Figure 12. Pansement protecteur.
Résultats
J’ai débuté cette technique en 2011 après avoir constaté que cette indication s’était développée aux États-Unis. À ce jour, plus de 100 patients ont été traités sans qu’aucune complication sérieuse n’ait été rapportée. J’ai pu noter quelques douleurs soit lors de l’introduction de l’aiguille de pré trou sans anesthésie suffisante, soit dans les 24 heures qui ont suivi du fait de la constitution d’un petit hématome sans gravité et spontanément résolutif. J’ai pu noter une seule douleur résiduelle au-delà de 10 jours chez une consœur injectée lors d’un atelier de formation à la technique, là encore spontanément résolutive, sans doute du fait de l’utilisation d’un acide hyaluronique trop ferme.
Les résultats sont décrits comme satisfaisants à très satisfaisants par la très grande majorité des patientes au bout d’une semaine lors de la consultation de contrôle. Elles disent pouvoir supporter les talons hauts beaucoup plus longtemps grâce au traitement.
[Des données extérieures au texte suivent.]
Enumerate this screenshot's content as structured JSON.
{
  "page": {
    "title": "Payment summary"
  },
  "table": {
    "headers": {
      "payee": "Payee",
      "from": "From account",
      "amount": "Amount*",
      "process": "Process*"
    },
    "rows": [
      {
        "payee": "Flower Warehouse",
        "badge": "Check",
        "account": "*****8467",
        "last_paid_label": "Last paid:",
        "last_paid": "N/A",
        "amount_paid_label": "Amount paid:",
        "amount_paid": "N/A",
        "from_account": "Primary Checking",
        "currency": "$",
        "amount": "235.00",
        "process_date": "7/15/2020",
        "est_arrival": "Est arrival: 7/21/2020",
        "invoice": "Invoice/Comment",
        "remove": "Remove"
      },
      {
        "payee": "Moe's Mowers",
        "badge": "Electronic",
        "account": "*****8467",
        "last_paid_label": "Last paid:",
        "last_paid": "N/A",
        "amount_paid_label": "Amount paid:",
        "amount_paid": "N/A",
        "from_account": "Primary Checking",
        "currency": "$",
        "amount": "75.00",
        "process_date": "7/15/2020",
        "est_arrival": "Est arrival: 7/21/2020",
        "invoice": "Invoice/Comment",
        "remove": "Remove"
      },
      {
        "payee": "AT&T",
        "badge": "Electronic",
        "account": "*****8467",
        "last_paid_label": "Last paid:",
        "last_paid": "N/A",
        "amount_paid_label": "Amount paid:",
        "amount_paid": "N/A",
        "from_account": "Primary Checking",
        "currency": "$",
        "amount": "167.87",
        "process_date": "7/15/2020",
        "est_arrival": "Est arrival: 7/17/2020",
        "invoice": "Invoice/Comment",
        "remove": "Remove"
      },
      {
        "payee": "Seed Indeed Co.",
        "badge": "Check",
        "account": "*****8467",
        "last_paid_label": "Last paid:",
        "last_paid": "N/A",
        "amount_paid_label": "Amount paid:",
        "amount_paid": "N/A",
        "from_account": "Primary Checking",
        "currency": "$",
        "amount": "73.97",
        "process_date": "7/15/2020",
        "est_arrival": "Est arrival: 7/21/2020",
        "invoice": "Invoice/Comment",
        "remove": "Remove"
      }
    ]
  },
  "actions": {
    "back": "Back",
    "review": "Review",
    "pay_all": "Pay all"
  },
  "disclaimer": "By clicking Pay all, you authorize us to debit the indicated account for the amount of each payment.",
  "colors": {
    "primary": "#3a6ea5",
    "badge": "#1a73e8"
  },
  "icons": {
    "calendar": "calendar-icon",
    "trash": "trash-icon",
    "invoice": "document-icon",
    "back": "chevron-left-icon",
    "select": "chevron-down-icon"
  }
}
J’ai pu constater environ 5 % d’échec en termes d’efficacité. Il faut à l’évidence mettre en parallèle de ces échecs, l’insuffisance du volume ou du produit injecté, le surpoids éventuel de certaines patientes ainsi que la présence d’une autre symptomatologie douloureuse du pied qu’il faut exclure de cette indication. La pérennité des résultats est variable de 6 à 9 mois en moyenne.
Discussion
Il n’existe à ce jour et à notre connaissance quasiment aucune étude sur cette indication précise. Dans notre expérience, une de mes consœurs est venue assister à 5 cas pratiques d’injection puis a suivi ces patientes pendant 6 mois par téléphone dans le cadre de son mémoire pour le DIU MMAA. Le résultat était excellent en termes d’efficacité à 6 mois sans effet indésirable à déplorer. Dans ma pratique, les résultats semblent tenir de 6 à 9 mois en moyenne parfois 1 an avant de procéder à une éventuelle nouvelle injection.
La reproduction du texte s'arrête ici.